Subiu
Dólar
Desceu
Ibovespa

De ombros
São Paulo - Apesar da alta das bolsas norte-americanas no retorno do feriado, a Bovespa deu de ombros e operou majoritariamente em baixa, pressionada pela venda de estrangeiros e com a queda firme de elétricas, Petrobras e Vale. O Ibovespa terminou o dia em baixa de 1,44%, aos 52.172,36 pontos, menor patamar desde os 51.626,69 pontos de 30 de abril. Na mínima, registrou 52.079 pontos (-1,61%) e, na máxima, 53.309 pontos (+0,71%). No mês, acumula ganho de 1,06% e, no ano, de 1,29%. O giro financeiro totalizou R$ 5,479 bilhões.

Voláteis
As ações dos bancos tiveram muita volatilidade, em meio a um noticiário farto nesta véspera do julgamento da constitucionalidade dos planos econômicos das décadas de 1980 e 1990. No final da sessão, apenas Bradesco seguiu em baixa, de 1,53%. Itaú Unibanco PN subiu 0,06%, BB ON, 0,62%, e Santander unit, 0,73%.

Destaques
As elétricas também se destacaram em baixa ontem, com o noticiário negativo em torno da possibilidade de racionamento no País.
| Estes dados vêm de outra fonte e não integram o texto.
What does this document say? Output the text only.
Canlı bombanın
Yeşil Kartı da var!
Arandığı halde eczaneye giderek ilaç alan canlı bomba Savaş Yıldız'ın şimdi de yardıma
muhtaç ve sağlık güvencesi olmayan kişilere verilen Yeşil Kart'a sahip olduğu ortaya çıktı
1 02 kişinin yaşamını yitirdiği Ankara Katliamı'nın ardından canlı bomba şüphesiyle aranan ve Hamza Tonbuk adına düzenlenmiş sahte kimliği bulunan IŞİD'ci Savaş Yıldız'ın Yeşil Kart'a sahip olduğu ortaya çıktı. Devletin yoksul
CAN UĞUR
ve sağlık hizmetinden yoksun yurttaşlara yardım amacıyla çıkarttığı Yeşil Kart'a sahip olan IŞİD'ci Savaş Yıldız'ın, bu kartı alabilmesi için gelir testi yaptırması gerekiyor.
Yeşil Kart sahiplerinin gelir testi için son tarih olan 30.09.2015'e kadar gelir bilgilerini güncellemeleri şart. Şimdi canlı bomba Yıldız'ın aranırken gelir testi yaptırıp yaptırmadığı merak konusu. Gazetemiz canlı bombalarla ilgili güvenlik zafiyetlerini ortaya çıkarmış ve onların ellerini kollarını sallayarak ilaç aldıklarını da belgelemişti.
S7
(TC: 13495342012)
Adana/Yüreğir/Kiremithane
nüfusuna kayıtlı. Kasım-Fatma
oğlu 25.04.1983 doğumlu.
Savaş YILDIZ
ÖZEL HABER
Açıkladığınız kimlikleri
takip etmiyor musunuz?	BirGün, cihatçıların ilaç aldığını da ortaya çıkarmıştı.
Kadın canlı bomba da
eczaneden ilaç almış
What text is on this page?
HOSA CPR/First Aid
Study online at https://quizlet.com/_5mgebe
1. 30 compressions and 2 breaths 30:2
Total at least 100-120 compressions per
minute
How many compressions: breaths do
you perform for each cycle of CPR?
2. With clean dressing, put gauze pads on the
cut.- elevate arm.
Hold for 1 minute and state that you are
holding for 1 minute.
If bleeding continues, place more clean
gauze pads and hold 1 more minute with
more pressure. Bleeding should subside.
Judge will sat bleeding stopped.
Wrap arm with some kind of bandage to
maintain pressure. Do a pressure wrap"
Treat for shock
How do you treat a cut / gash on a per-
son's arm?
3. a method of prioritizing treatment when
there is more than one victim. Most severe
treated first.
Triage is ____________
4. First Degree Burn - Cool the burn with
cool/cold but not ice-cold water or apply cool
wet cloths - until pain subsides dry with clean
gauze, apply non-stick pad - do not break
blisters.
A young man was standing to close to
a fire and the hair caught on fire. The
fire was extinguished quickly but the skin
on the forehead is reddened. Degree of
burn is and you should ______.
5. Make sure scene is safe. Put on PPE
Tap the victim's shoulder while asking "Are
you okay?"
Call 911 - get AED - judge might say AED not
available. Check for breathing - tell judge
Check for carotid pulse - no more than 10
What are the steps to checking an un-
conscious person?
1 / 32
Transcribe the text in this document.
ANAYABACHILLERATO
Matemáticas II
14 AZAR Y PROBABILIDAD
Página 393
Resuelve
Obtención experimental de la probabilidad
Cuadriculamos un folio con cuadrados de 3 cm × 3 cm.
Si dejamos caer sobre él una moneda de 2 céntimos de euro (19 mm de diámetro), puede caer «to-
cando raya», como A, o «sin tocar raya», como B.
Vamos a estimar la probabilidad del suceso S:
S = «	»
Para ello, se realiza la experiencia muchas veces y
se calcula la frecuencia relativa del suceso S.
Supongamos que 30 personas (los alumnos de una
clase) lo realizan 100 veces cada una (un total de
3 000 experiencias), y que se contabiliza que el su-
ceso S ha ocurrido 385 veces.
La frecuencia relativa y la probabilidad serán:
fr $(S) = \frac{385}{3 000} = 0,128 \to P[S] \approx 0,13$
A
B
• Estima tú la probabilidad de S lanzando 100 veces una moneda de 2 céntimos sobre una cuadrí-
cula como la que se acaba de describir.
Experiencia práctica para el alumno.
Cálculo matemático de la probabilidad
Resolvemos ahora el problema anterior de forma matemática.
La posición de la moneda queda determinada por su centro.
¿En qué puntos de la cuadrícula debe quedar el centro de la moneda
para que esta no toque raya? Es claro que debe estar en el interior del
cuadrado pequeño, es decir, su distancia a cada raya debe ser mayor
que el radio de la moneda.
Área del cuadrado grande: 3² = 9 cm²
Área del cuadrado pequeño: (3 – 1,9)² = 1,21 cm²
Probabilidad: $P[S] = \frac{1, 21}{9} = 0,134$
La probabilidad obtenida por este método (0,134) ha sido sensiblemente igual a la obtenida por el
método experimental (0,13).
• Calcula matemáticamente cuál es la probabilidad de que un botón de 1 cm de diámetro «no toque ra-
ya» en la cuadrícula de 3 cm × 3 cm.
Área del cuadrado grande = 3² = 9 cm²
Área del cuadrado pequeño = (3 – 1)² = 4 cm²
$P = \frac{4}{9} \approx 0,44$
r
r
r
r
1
Copel PNB, -4,75%, liderou as baixas do Ibovespa. Cesp PNB, -3,36%; Energias do Brasil ON, -3,16%; CPFL ON, -2,91%; Eletrobras ON, -3,05%; Eletrobras PNB, -2,33%. Cemig PN caiu 3,98%, a terceira maior baixa do índice. Light ON recuou 3,17%. Petrobras e Vale foram porta de saída de investidores ontem. Petrobras ON caiu 2,21% e PN, 2,07%. Vale ON recuou 1,72% e Vale PNA, 0,86%.

Dólar
O dólar subiu ante o real ontem, impulsionado por indicadores norte-americanos positivos e pelas especulações sobre mudanças no programa de swap cambial do Banco Central (BC). O dólar à vista no balcão terminou a sessão cotado a R$ 2,2410, uma alta de 0,76%. Por volta das 16h30, o giro estava em torno de US$ 886,64 milhões, segundo dados da clearing de câmbio da BM&FBovespa. No mercado futuro, o dólar para junho avançava 0,72%, a R$ 2,2440. O giro estava em quase US$ 13,16 bilhões.

Juros
Os juros futuros apresentaram altas consistentes ontem, especialmente na ponta longa, acompanhando a valorização do dólar e com um movimento de correção, após as quedas recentes. Por outro lado, dados de inflação no piso das projeções e a retração nos yields dos Treasuries impediram ganhos maiores. Ao fim da sessão regular na BM&FBovespa, o contrato de depósito interfinanceiro (DI) para julho de 2014 (60.970 contratos) marcava 10,849%, de 10,829% no ajuste de segunda. O DI para janeiro de 2015 (164.365 contratos) apontava 10,91%, de 10,90% no ajuste da véspera. O DI para janeiro de 2017 (183.295 contratos) indicava 11,89%, de 11,81%. E o DI para janeiro de 2021 (31.450 contratos) tinha taxa de 12,30%, ante 12,19%.